A manual transfer switch is less elegant, but it is predictable. An interlock kit is even cheaper when your panel and AHJ allow it. And if you are building around a standby generator, GenerLink is not the product category you want anyway.

My blunt take: GenerLink is best when it saves you from interior panel work without creating a utility headache. If the utility already sells it or clearly approves it, I like it. If you have to force the project through a hybrid workaround, I stop getting excited.

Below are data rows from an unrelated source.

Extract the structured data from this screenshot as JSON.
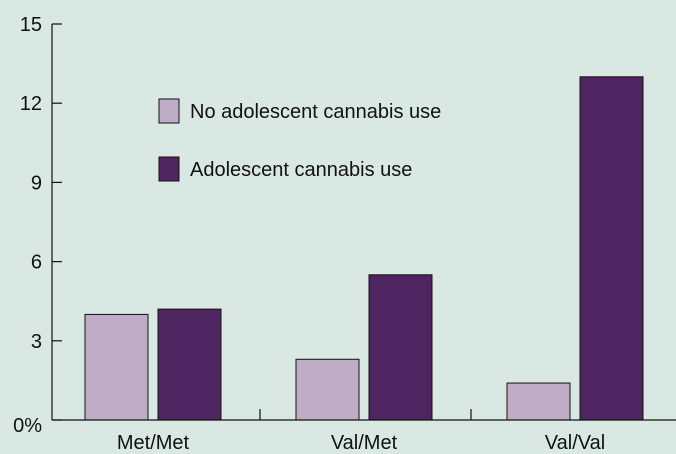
{
  "chart_data": {
    "type": "bar",
    "categories": [
      "Met/Met",
      "Val/Met",
      "Val/Val"
    ],
    "series": [
      {
        "name": "No adolescent cannabis use",
        "values": [
          4.0,
          2.3,
          1.4
        ],
        "color": "#bfadc6"
      },
      {
        "name": "Adolescent cannabis use",
        "values": [
          4.2,
          5.5,
          13.0
        ],
        "color": "#4e2560"
      }
    ],
    "y_ticks": [
      "0%",
      "3",
      "6",
      "9",
      "12",
      "15"
    ],
    "ylim": [
      0,
      15
    ],
    "title": "",
    "xlabel": "",
    "ylabel": "",
    "legend_position": "upper-center",
    "grid": false,
    "background_color": "#d9e8e2"
  }
}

My take on who should buy it

Buy GenerLink if all of this sounds like you:

  • Single-family house with 200-amp-or-less service
  • Portable generator plan, not standby-generator plan
  • Utility-approved installation path already confirmed
  • You want whole-panel flexibility without moving circuits into a separate transfer subpanel

Skip it and price a transfer switch instead if any of this sounds like you:

  • Your utility is vague, slow, or noncommittal about approval
  • Your home has larger service, odd meter conditions, or a multi-unit setup
  • You want the cheapest acceptable solution
  • You want fully automatic backup while you are away

Before you buy anything, send your electrician three things: a photo of the meter, your service size, and your generator model number. Then run the real load numbers through the home generator sizing calculator and brush up on starting watts vs running watts. That will tell you whether GenerLink is actually solving your problem or just giving you a fancier way to avoid doing the math.